72.5
Framing Entitlement, Framing Inequality: Women, State, and Frames

Wednesday, 18 July 2018: 09:30
Location: 206C (MTCC NORTH BUILDING)
Oral Presentation
Preethi KRISHNAN, Purdue University, USA
Social movement scholars have examined frames to explain emergence and mobilization of movements that target the state from outside. However, the notion of the challenger distinctly separate from the state, overlooks the role state institutions play in shaping those challenges. Neoliberal state policies such as privatization are implemented in societies embedded in the unequal relations of gender, class, and caste that lead to different outcomes for different groups of people. If and how people demand their entitlements from the state is influenced both by state policies and local inequities.

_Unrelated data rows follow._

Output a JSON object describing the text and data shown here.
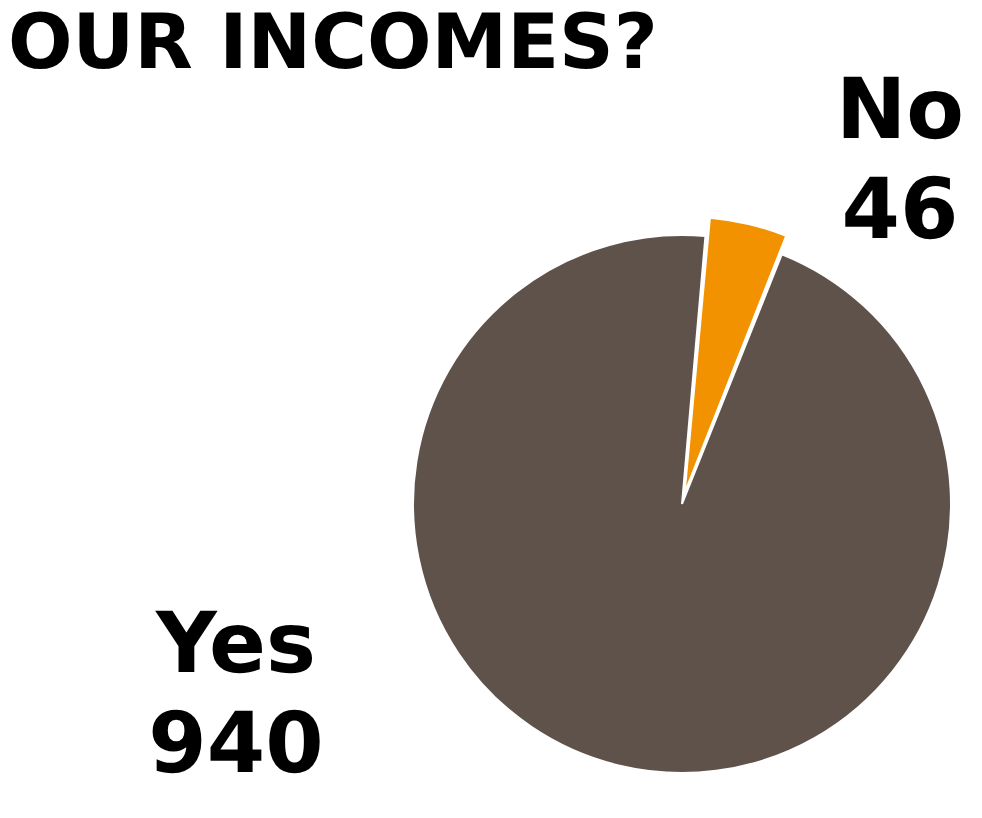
{
  "chart_data": {
    "type": "pie",
    "title": "OUR INCOMES?",
    "categories": [
      "No",
      "Yes"
    ],
    "values": [
      46,
      940
    ],
    "colors": [
      "#f39200",
      "#5e524b"
    ],
    "data_labels": true,
    "legend": false
  }
}
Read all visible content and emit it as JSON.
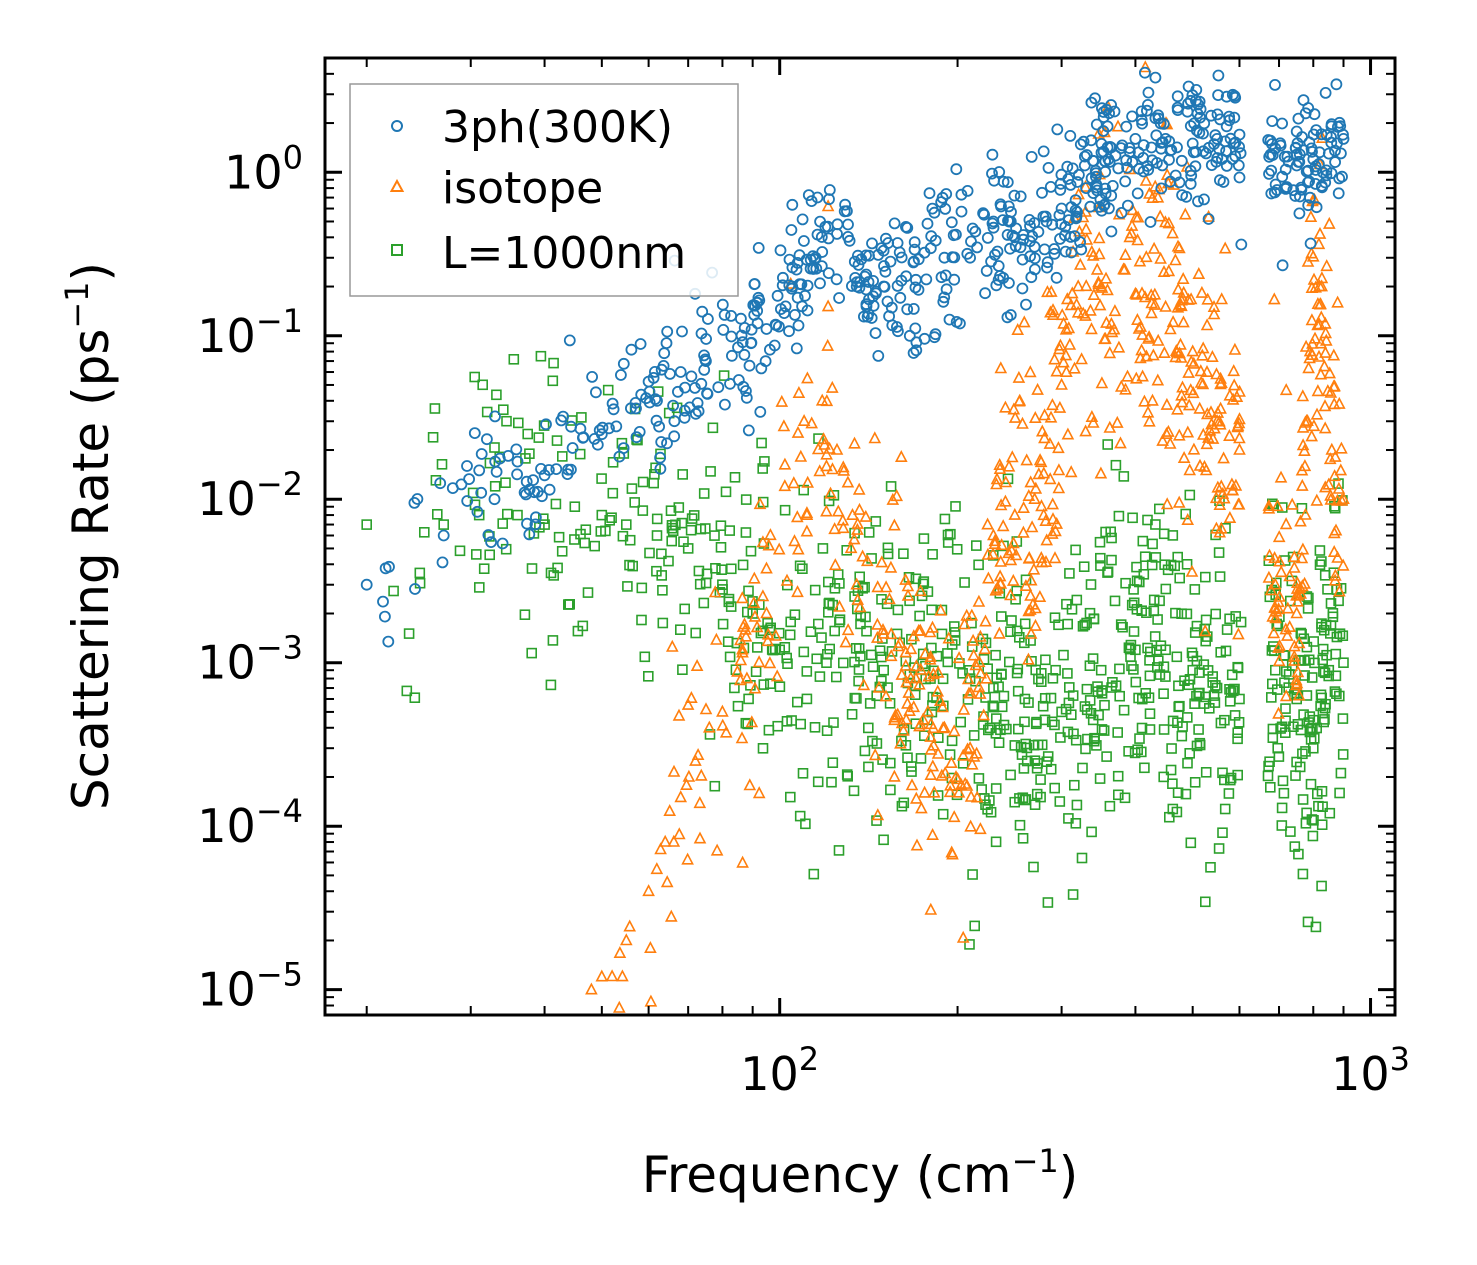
{
  "chart_data": {
    "type": "scatter",
    "title": "",
    "xlabel": {
      "base": "Frequency (cm",
      "sup": "−1",
      "close": ")"
    },
    "ylabel": {
      "base": "Scattering Rate (ps",
      "sup": "−1",
      "close": ")"
    },
    "xscale": "log",
    "yscale": "log",
    "xlim": [
      17,
      1100
    ],
    "ylim": [
      7e-06,
      5
    ],
    "x_major_ticks": [
      {
        "value": 100,
        "base": "10",
        "exp": "2"
      },
      {
        "value": 1000,
        "base": "10",
        "exp": "3"
      }
    ],
    "y_major_ticks": [
      {
        "value": 1,
        "base": "10",
        "exp": "0"
      },
      {
        "value": 0.1,
        "base": "10",
        "exp": "−1"
      },
      {
        "value": 0.01,
        "base": "10",
        "exp": "−2"
      },
      {
        "value": 0.001,
        "base": "10",
        "exp": "−3"
      },
      {
        "value": 0.0001,
        "base": "10",
        "exp": "−4"
      },
      {
        "value": 1e-05,
        "base": "10",
        "exp": "−5"
      }
    ],
    "legend_position": "top-left",
    "series": [
      {
        "name": "3ph(300K)",
        "marker": "circle",
        "color": "#1f77b4",
        "anchors": [
          [
            20,
            0.003
          ],
          [
            27,
            0.006
          ],
          [
            31,
            0.015
          ],
          [
            33,
            0.017
          ],
          [
            36,
            0.017
          ],
          [
            37,
            0.011
          ],
          [
            40,
            0.014
          ],
          [
            43,
            0.032
          ],
          [
            46,
            0.027
          ],
          [
            50,
            0.025
          ],
          [
            56,
            0.036
          ],
          [
            62,
            0.04
          ],
          [
            68,
            0.06
          ],
          [
            75,
            0.07
          ],
          [
            85,
            0.085
          ],
          [
            95,
            0.11
          ],
          [
            105,
            0.2
          ],
          [
            115,
            0.3
          ],
          [
            125,
            0.42
          ],
          [
            135,
            0.2
          ],
          [
            150,
            0.2
          ],
          [
            170,
            0.22
          ],
          [
            190,
            0.3
          ],
          [
            210,
            0.3
          ],
          [
            230,
            0.5
          ],
          [
            250,
            0.4
          ],
          [
            270,
            0.35
          ],
          [
            300,
            0.6
          ],
          [
            330,
            0.8
          ],
          [
            360,
            1.2
          ],
          [
            400,
            1.6
          ],
          [
            450,
            1.6
          ],
          [
            500,
            1.5
          ],
          [
            550,
            1.6
          ],
          [
            600,
            1.7
          ],
          [
            690,
            1.4
          ],
          [
            750,
            1.1
          ],
          [
            800,
            1.2
          ],
          [
            850,
            1.3
          ],
          [
            900,
            1.6
          ]
        ],
        "gaps": [
          [
            605,
            670
          ]
        ],
        "scatter_dex": 0.22,
        "count": 700
      },
      {
        "name": "isotope",
        "marker": "triangle",
        "color": "#ff7f0e",
        "anchors": [
          [
            48,
            1e-05
          ],
          [
            50,
            1.2e-05
          ],
          [
            55,
            2e-05
          ],
          [
            60,
            4e-05
          ],
          [
            64,
            8e-05
          ],
          [
            68,
            0.00015
          ],
          [
            72,
            0.00025
          ],
          [
            76,
            0.0004
          ],
          [
            80,
            0.0005
          ],
          [
            88,
            0.0008
          ],
          [
            95,
            0.002
          ],
          [
            102,
            0.012
          ],
          [
            110,
            0.03
          ],
          [
            118,
            0.04
          ],
          [
            125,
            0.02
          ],
          [
            135,
            0.003
          ],
          [
            150,
            0.0015
          ],
          [
            170,
            0.0008
          ],
          [
            190,
            0.0004
          ],
          [
            210,
            0.0003
          ],
          [
            230,
            0.006
          ],
          [
            250,
            0.008
          ],
          [
            270,
            0.01
          ],
          [
            300,
            0.05
          ],
          [
            320,
            0.2
          ],
          [
            350,
            0.2
          ],
          [
            400,
            0.18
          ],
          [
            450,
            0.15
          ],
          [
            500,
            0.08
          ],
          [
            550,
            0.03
          ],
          [
            600,
            0.02
          ],
          [
            690,
            0.003
          ],
          [
            750,
            0.002
          ],
          [
            790,
            0.08
          ],
          [
            820,
            0.2
          ],
          [
            860,
            0.02
          ],
          [
            900,
            0.01
          ]
        ],
        "gaps": [
          [
            605,
            670
          ]
        ],
        "scatter_dex": 0.45,
        "count": 750
      },
      {
        "name": "L=1000nm",
        "marker": "square",
        "color": "#2ca02c",
        "anchors": [
          [
            20,
            0.007
          ],
          [
            27,
            0.007
          ],
          [
            31,
            0.008
          ],
          [
            33,
            0.012
          ],
          [
            36,
            0.008
          ],
          [
            40,
            0.007
          ],
          [
            45,
            0.009
          ],
          [
            50,
            0.008
          ],
          [
            55,
            0.007
          ],
          [
            62,
            0.006
          ],
          [
            70,
            0.005
          ],
          [
            80,
            0.003
          ],
          [
            90,
            0.002
          ],
          [
            100,
            0.0012
          ],
          [
            120,
            0.001
          ],
          [
            150,
            0.0009
          ],
          [
            180,
            0.0008
          ],
          [
            210,
            0.0008
          ],
          [
            230,
            0.0007
          ],
          [
            260,
            0.0006
          ],
          [
            300,
            0.0005
          ],
          [
            350,
            0.0009
          ],
          [
            400,
            0.0012
          ],
          [
            450,
            0.0012
          ],
          [
            500,
            0.0009
          ],
          [
            550,
            0.0007
          ],
          [
            600,
            0.0006
          ],
          [
            690,
            0.0009
          ],
          [
            750,
            0.0006
          ],
          [
            800,
            0.0003
          ],
          [
            850,
            0.0009
          ],
          [
            900,
            0.001
          ]
        ],
        "gaps": [
          [
            605,
            670
          ]
        ],
        "scatter_dex": 0.5,
        "count": 900
      }
    ]
  }
}
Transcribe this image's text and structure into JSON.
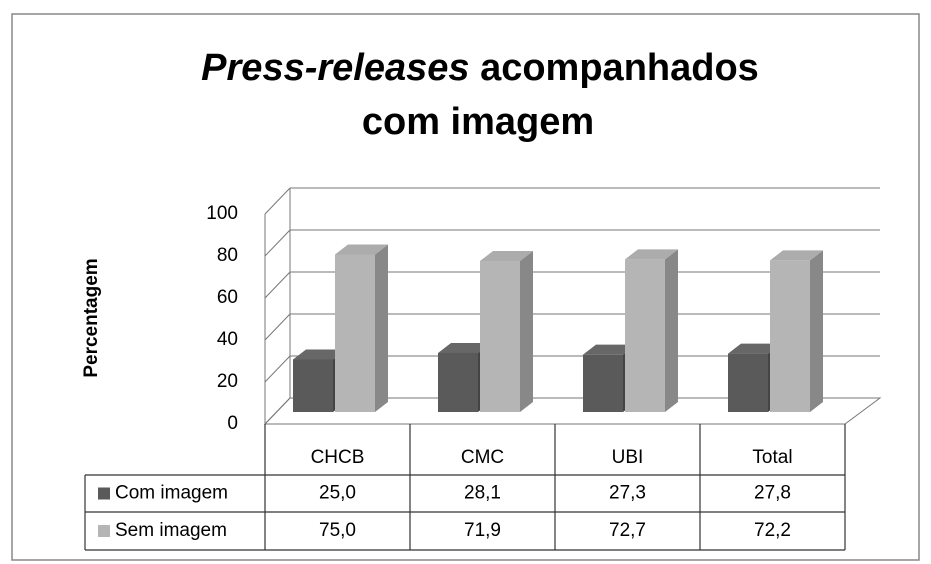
{
  "chart_data": {
    "type": "bar3d",
    "title": [
      "Press-releases",
      "acompanhados",
      "com imagem"
    ],
    "ylabel": "Percentagem",
    "categories": [
      "CHCB",
      "CMC",
      "UBI",
      "Total"
    ],
    "series": [
      {
        "name": "Com imagem",
        "color": "#5a5a5a",
        "values": [
          25.0,
          28.1,
          27.3,
          27.8
        ],
        "value_labels": [
          "25,0",
          "28,1",
          "27,3",
          "27,8"
        ]
      },
      {
        "name": "Sem imagem",
        "color": "#b5b5b5",
        "values": [
          75.0,
          71.9,
          72.7,
          72.2
        ],
        "value_labels": [
          "75,0",
          "71,9",
          "72,7",
          "72,2"
        ]
      }
    ],
    "ylim": [
      0,
      100
    ],
    "yticks": [
      0,
      20,
      40,
      60,
      80,
      100
    ],
    "grid": true
  }
}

I integrate the concept of frames in social movement theory, and inequality to address the following research question: How do women interpret their entitlement to basic services in the context of increasing privatization in India? I develop two key concepts - frame appropriation and reactive adoption – to demonstrate how state policies facilitate and hinder radical entitlement claims. State welfare services provide women the opportunity to demand basic services as an entitlement. While claiming those entitlements, women may appropriate and adapt state frames in welfare policies to challenge mainstream narratives that justify gender and caste inequality, what I refer to as frame appropriation. In contrast, other state policies may encourage women (from marginally better SES) to uncritically adopt dominant neoliberal frames that exacerbate gender, caste, and class inequality, what I refer to as reactive adoption. Based on five months of ethnographic fieldwork in rural Tamil Nadu (India) where I studied the Indian government’s welfare initiative, Integrated Child Development Services (ICDS), I utilize observations and 50 semi-structured interviews with mothers, childcare workers, and state representatives to delineate the conditions under which women deployed two frames regarding entitlement to basic services: the resonant frame, ‘entitlement to food’ and the radical frame, ‘entitlement to redistribution of care-work from family to the state.’